World Bulletin / News Desk
The Indian army has pledged vengeance for three Indian soldiers who were killed near the de-facto border between the Pakistani and Indian-held sides of divided Kashmir on Tuesday.
A tweet from the Indian army said one of the bodies had been mutilated and promised the "retribution will be heavy," though an official in the army spokesman's office would not specify whether the soldiers were killed by militants or Pakistani forces.
Last month, another Indian soldier was killed and beheaded in the same area and the attackers escaped unhurt.
Hostilities between arch-rivals India and Pakistan have increased since India accused Pakistan of links to gunmen who killed 19 soldiers in Indian-held Kashmir (IHK) in September.

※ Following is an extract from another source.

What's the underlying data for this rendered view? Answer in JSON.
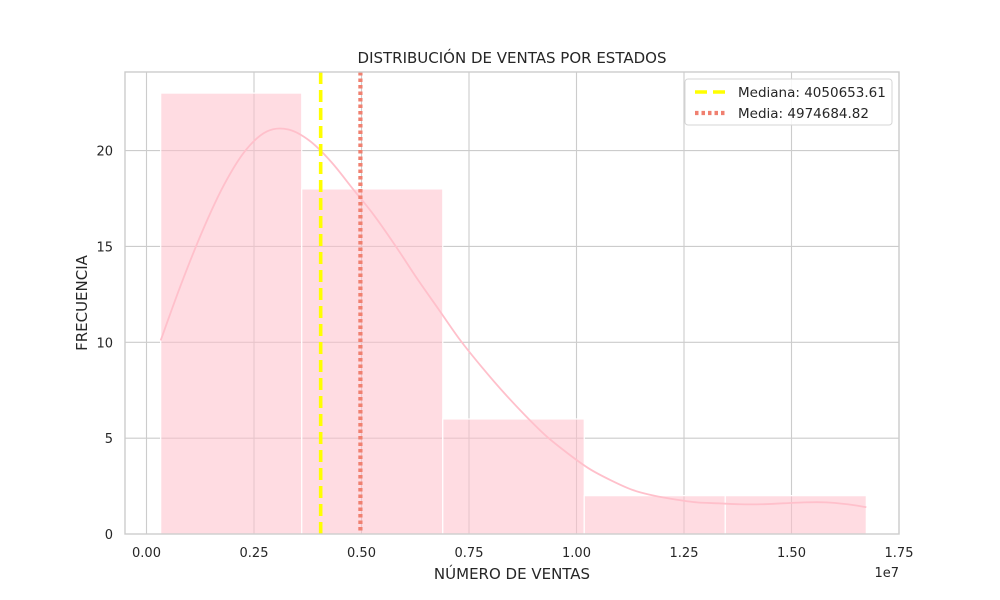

Pakistan has denied the charge while itself accusing India of repressing pro-independence protests that started in the disputed Himalayan region in July, since when more than 100 Kashmiri civilians have been shot dead by Indian forces and thousands injured.

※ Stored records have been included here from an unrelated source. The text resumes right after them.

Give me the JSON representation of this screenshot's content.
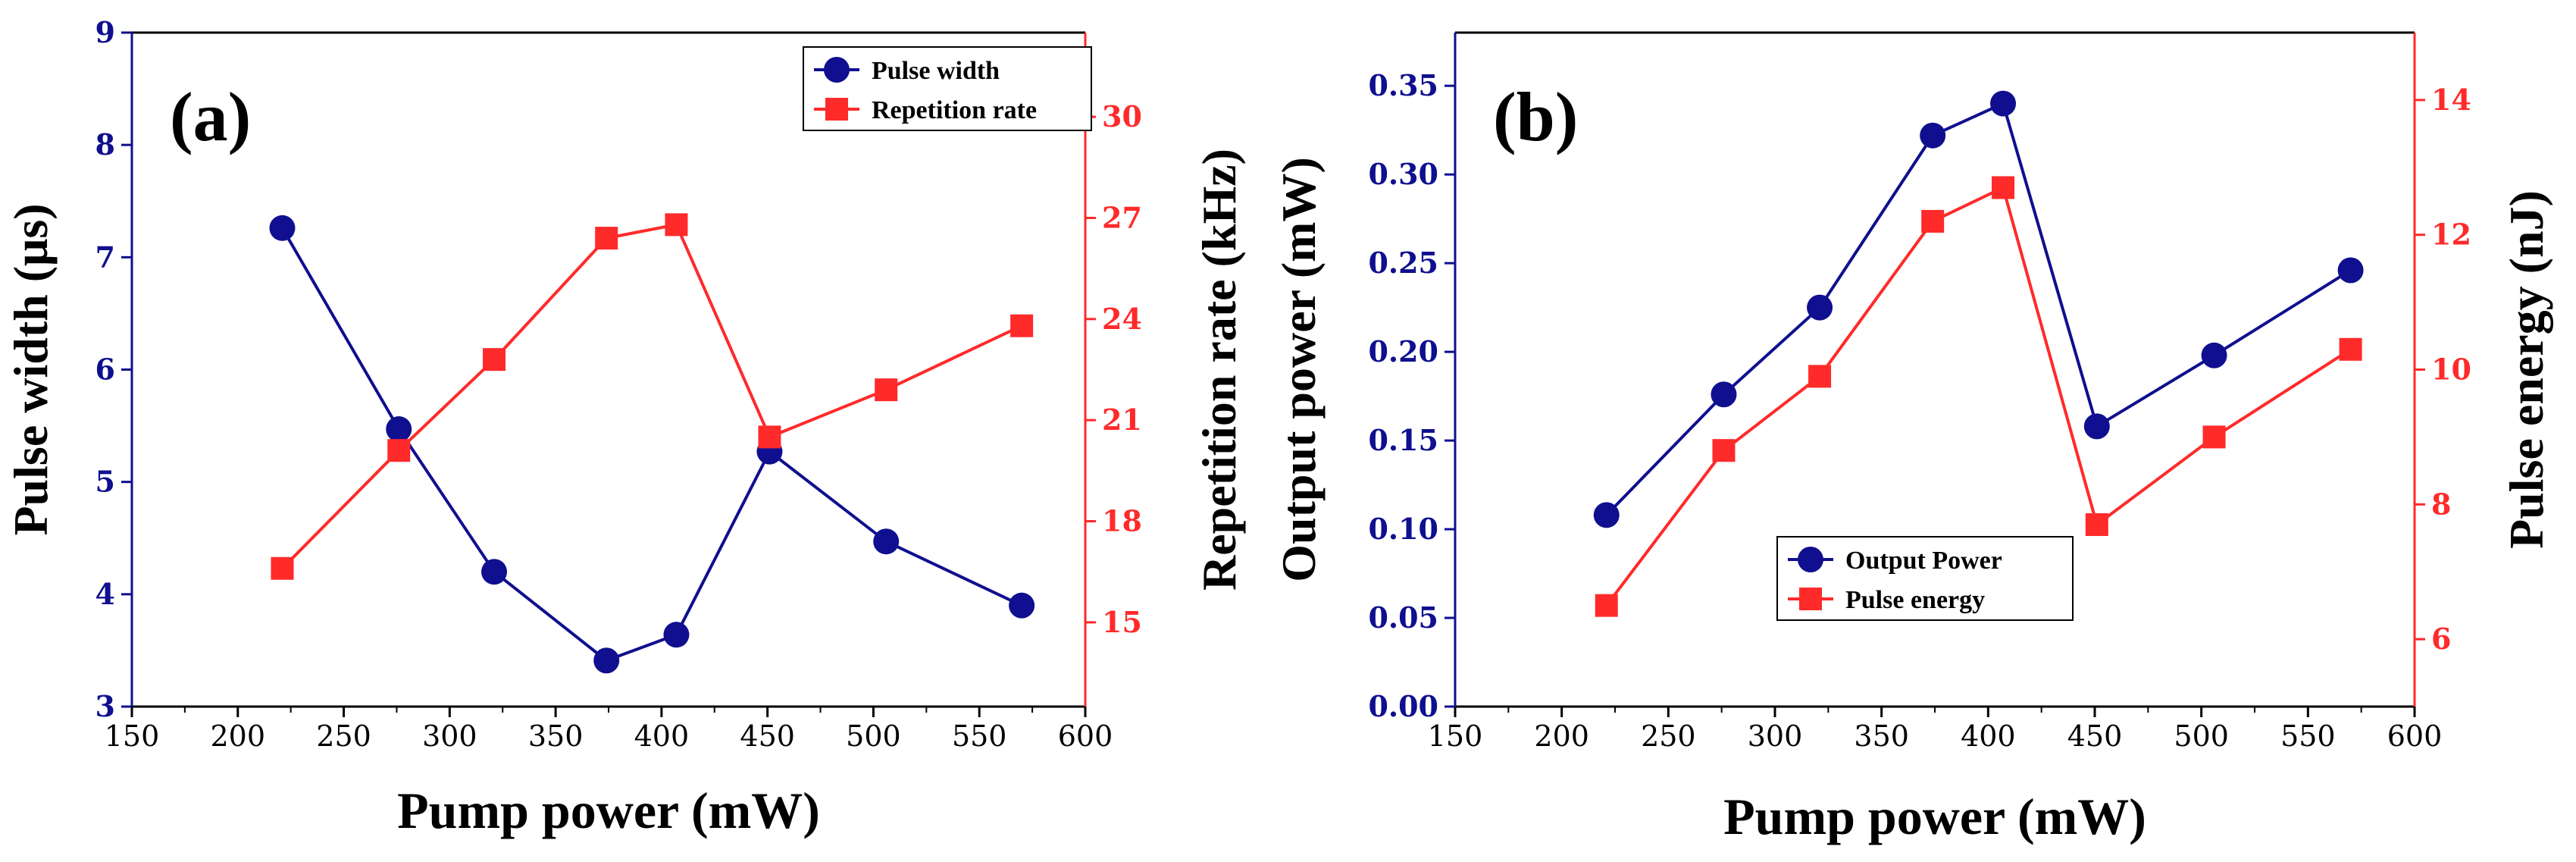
{
  "colors": {
    "blue": "#0f0f8f",
    "red": "#ff2a2a",
    "frame": "#000000"
  },
  "chart_data": [
    {
      "type": "line",
      "panel_label": "(a)",
      "xlabel": "Pump power (mW)",
      "ylabel_left": "Pulse width (μs)",
      "ylabel_right": "Repetition rate (kHz)",
      "xlim": [
        150,
        600
      ],
      "ylim_left": [
        3,
        9
      ],
      "ylim_right": [
        12.5,
        32.5
      ],
      "xticks": [
        150,
        200,
        250,
        300,
        350,
        400,
        450,
        500,
        550,
        600
      ],
      "yticks_left": [
        3,
        4,
        5,
        6,
        7,
        8,
        9
      ],
      "yticks_right": [
        15,
        18,
        21,
        24,
        27,
        30
      ],
      "legend_position": "top-right",
      "series": [
        {
          "name": "Pulse width",
          "axis": "left",
          "marker": "circle",
          "color": "#0f0f8f",
          "x": [
            221,
            276,
            321,
            374,
            407,
            451,
            506,
            570
          ],
          "values": [
            7.26,
            5.47,
            4.2,
            3.41,
            3.64,
            5.27,
            4.47,
            3.9
          ]
        },
        {
          "name": "Repetition rate",
          "axis": "right",
          "marker": "square",
          "color": "#ff2a2a",
          "x": [
            221,
            276,
            321,
            374,
            407,
            451,
            506,
            570
          ],
          "values": [
            16.6,
            20.1,
            22.8,
            26.4,
            26.8,
            20.5,
            21.9,
            23.8
          ]
        }
      ]
    },
    {
      "type": "line",
      "panel_label": "(b)",
      "xlabel": "Pump power (mW)",
      "ylabel_left": "Output power (mW)",
      "ylabel_right": "Pulse energy (nJ)",
      "xlim": [
        150,
        600
      ],
      "ylim_left": [
        0,
        0.38
      ],
      "ylim_right": [
        5,
        15
      ],
      "xticks": [
        150,
        200,
        250,
        300,
        350,
        400,
        450,
        500,
        550,
        600
      ],
      "yticks_left": [
        "0.00",
        "0.05",
        "0.10",
        "0.15",
        "0.20",
        "0.25",
        "0.30",
        "0.35"
      ],
      "yticks_right": [
        6,
        8,
        10,
        12,
        14
      ],
      "legend_position": "center-left",
      "series": [
        {
          "name": "Output Power",
          "axis": "left",
          "marker": "circle",
          "color": "#0f0f8f",
          "x": [
            221,
            276,
            321,
            374,
            407,
            451,
            506,
            570
          ],
          "values": [
            0.108,
            0.176,
            0.225,
            0.322,
            0.34,
            0.158,
            0.198,
            0.246
          ]
        },
        {
          "name": "Pulse energy",
          "axis": "right",
          "marker": "square",
          "color": "#ff2a2a",
          "x": [
            221,
            276,
            321,
            374,
            407,
            451,
            506,
            570
          ],
          "values": [
            6.5,
            8.8,
            9.9,
            12.2,
            12.7,
            7.7,
            9.0,
            10.3
          ]
        }
      ]
    }
  ]
}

According to Pakistan's State Disaster Management Authority (SDMA), at least 34 Pakistanis, including 10 soldiers, have been killed in clashes along the boundary with India since October, while 12 Indian civilians and 15 soldiers have been killed during the same period of escalated tensions, according to Indian media.
Meanwhile, in a separate gunbattle with the Indian Army, two militants were killed in north Kashmir’s Bandipore area earlier on Tuesday.
Kashmir, a Muslim-majority Himalayan region, is held by India and Pakistan in parts and claimed by both in full.
The two countries have fought three wars – in 1948, 1965 and 1971 – since they were partitioned in 1947, two of which were fought over Kashmir.
Since 1989, Kashmiri resistance groups in IHK have been fighting against Indian rule for independence, or for unification with neighboring Pakistan.
More than 70,000 people have reportedly been killed in the conflict so far, most of them by the Indian Armed forces. India maintains more than half a million troops in the disputed region.